La mia nobile saliva di uomo libero cola dal suo viso fin sulla costosa cravattina.
A quel punto è il gelo. Tutti mi guardano e non capiscono, interdetti con lo sguardo nel vuoto.
Il capo dei capi invece mantiene il controllo e come uno scienziato in laboratorio osserva, annota mentalmente, studia l’esperimento.
Nel silenzio di tomba urlo: «Quanto vale?»
Si guardano tra loro cantando all'unisono: «Quanto vale cosa?»
Nell’atmosfera ormai tesa ripeto: «Quanto vale?»
Le mascelle pronunciate masticano silenzio e tutti a sistemarsi quei cazzo di ciuffi e riporti e acconciature da top manager.
Glielo ripeto ancora una volta: «Quanto vale?»

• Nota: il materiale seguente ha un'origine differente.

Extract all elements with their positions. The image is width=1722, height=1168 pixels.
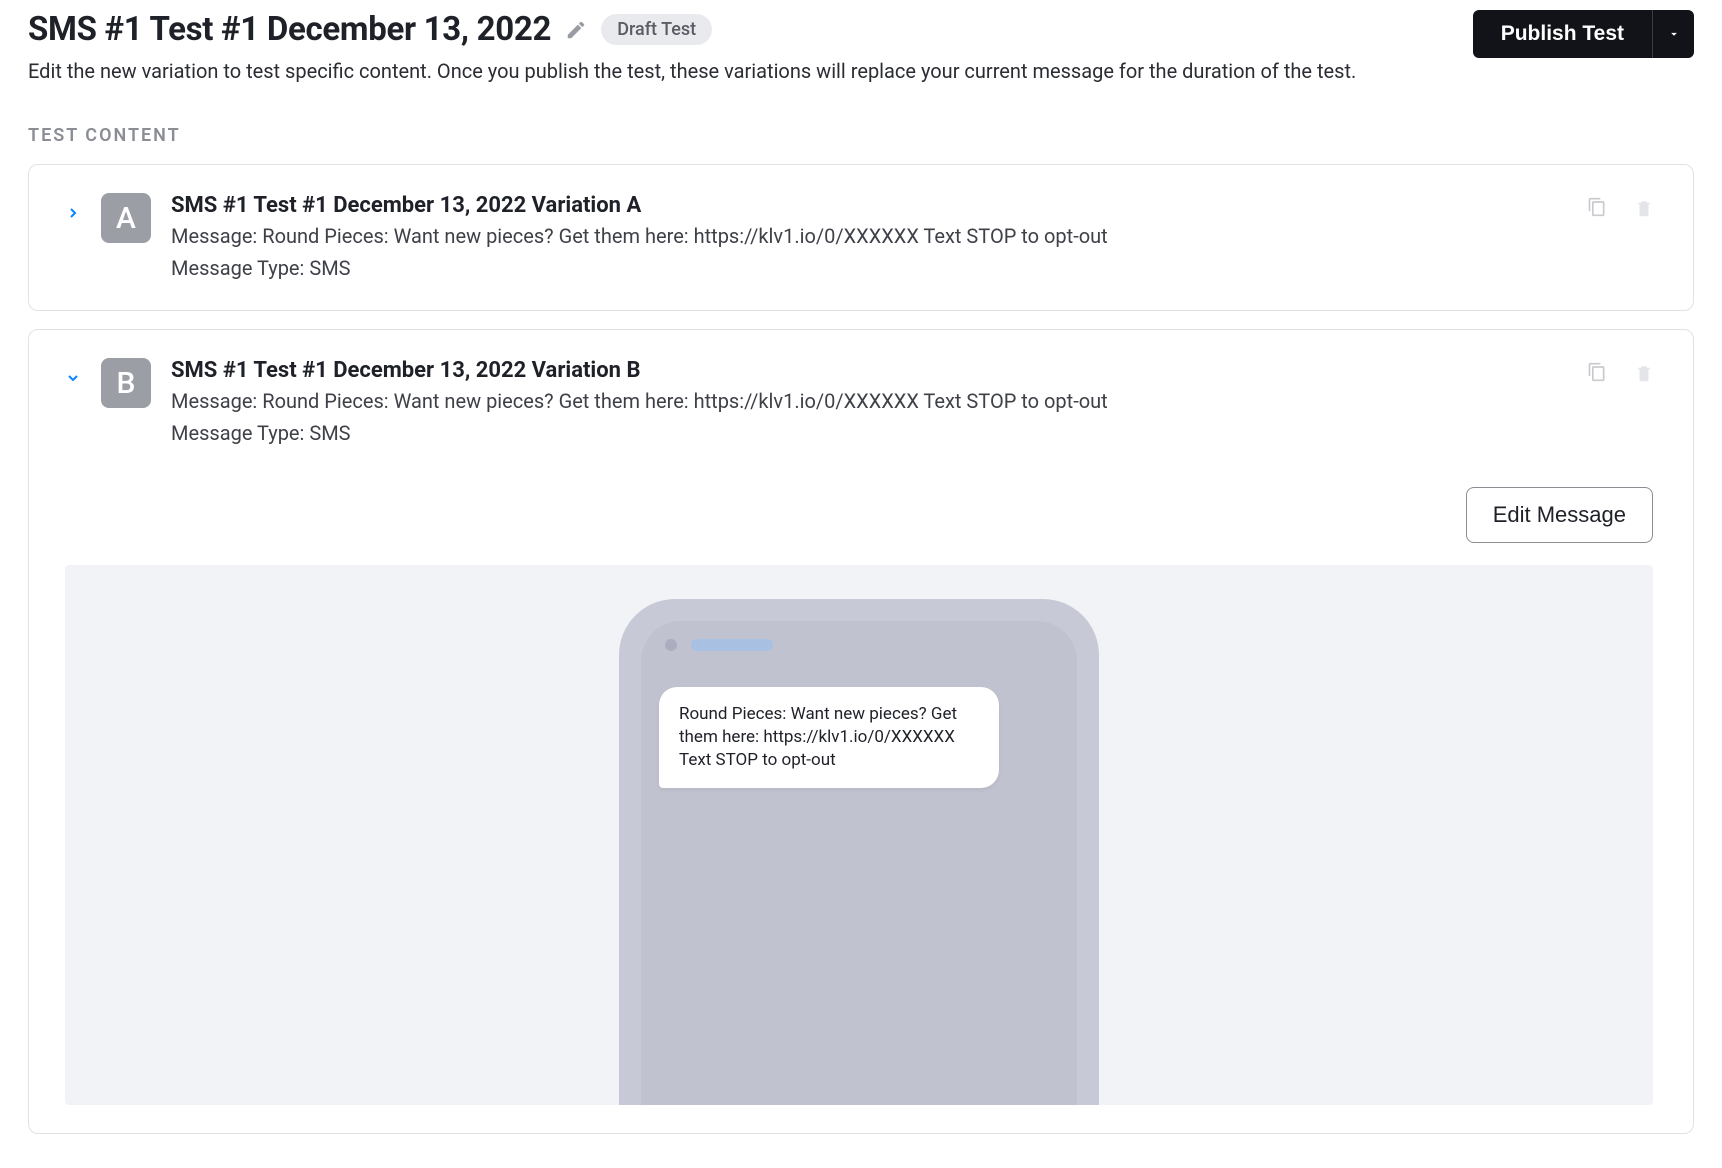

I muscoletti guizzanti allenati all’alba dal loro personal trainer, si contraggono sotto la giacca elegante, dando alla loro figura un atteggiamento aggressivo di bestia pronta alla lotta.
Dopo il primo momento di smarrimento mi circondano come un branco di lupi, e ora sono così vicini che sento il respiro dei predatori.
Ma si sono avvicinati troppo e li ho nel mirino, non posso sbagliare e finalmente premo il grilletto.
Il mio proiettile è la risposta che cercavano.
Dico con voce stentorea, «il mio tempo quanto vale», e li lascio lì tramortiti dalla mia “frase proiettile”.
Cadono tutti tramortiti sotto il tavolo di cristallo, e non sanno rispondere alla mia domanda perché conoscono solo il tempo denaro.
Sono stanchi e posso finirli con la mia ninna nanna del tempo che ucciderebbe il più spietato manager del mondo.
Comincio allora e la mia nenia recita più o meno così:
ho bisogno di tempo per pensare
ho bisogno di tempo per cantare
ho bisogno di tempo per creare
ho bisogno di tempo per suonare
ho bisogno di tempo per amare
ho bisogno di tempo per studiare
ho bisogno di tempo perché con mia figlia voglio giocare
ho bisogno di tempo per scrivere
ho bisogno di tempo per ridere
ho bisogno di tempo per vivere
L'ultimo verso li uccide ed è il mio colpo di grazia.
Alzo lo sguardo e il capo dei capi se la ride. Non gli importa dei suoi servi, come ogni despota non tiene alla vita dei suoi mercenari.
Ho conservato un proiettile per lui.
Vado vicino alla sua faccia fissandolo negli occhi e gli dico: «Ho bisogno di tempo per non fare nulla!»
Muore sul colpo anche lui. Il cuore non ha retto.
Io me ne vado col mio tempo in tasca, lasciandomi dietro tutti quei morti che ora non avranno più tempo da rubare agli altri.